UPDATED 22:15 EST / OCTOBER 22 2020

BLOCKCHAIN

Kik settles SEC lawsuit for $5M over its 2017 ‘initial coin offering’

Kik Interactive Inc. has finally settled the lawsuit filed against it by U.S. Securities and Exchange Commission over its 2017 Kin initial coin offering as a court signed off on a deal.

Under the settlement announced Wednesday, approved by Judge Alvin Kellerstein of the U.S. District Court for the Southern District of New York, Kik is “permanently restrained and enjoined” from violating Section 5 of the Securities Act. Under the terms, Kik is to pay a penalty of $5 million to the SEC within 30 days of the final judgment along with agreeing to give the SEC 45 days notice before it sells or issues any cryptocurrency, digital tokens or any assets issued using distributed ledger technology over the next three years.
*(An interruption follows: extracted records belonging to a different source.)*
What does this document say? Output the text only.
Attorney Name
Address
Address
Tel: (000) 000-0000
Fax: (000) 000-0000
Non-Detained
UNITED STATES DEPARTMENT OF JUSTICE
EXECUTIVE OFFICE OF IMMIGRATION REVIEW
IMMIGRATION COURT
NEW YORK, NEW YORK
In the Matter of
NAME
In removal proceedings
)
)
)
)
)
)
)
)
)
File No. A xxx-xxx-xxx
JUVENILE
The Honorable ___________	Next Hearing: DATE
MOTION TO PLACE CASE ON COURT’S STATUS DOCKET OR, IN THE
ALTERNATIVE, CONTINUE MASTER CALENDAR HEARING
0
The lawsuit from the SEC was filed in June 2019 and alleged that the ICO offered by Kik in 2017 was illegal because the company sold tokens to U.S. investors without registering the offer and sale as required by U.S. security laws. Kik raised $98 million in the ICO in 2017, including $50 million in presales for Kin, an Ethereum blockchain-based cryptocurrency that was pitched both as allowing the company to expand Kik’s features and supporting developers with an open app ecosystem.

Kik argued that the ICO was for a currency and hence was not subject to securities law, but the judge disagreed. He ruled in September that the SEC was correct in its lawsuit that the ICO should have been registered under securities law. Although the judge noted that there was little direct precedent for the case, the decision was made using the Howey test created by the Supreme Court in 1946 to ascertain whether certain transactions qualify as investment contracts under the Securities and Exchange Act of 1934.

“Issuers seeking to use the public markets to capitalize their businesses may not evade the registration requirements of the federal securities laws,” Kristina Littman, chief of the SEC Enforcement Division’s Cyber Unit, said in a statement following the settlement. “The court’s decision recognized that Kik was engaged in a single, illegal offering of securities.”

While still disagreeing with the ruling, Kik is happy to put the matter behind it. “Although we respectfully disagree with Judge Hellerstein’s analysis in his ruling and were prepared to pursue an appeal, the SEC offered settlement terms that allow us to put this behind us and focus on our mission,” the company said. “We look forward to an exciting future for the Kin Ecosystem and the millions of mainstream consumers who earn and spend Kin every month.”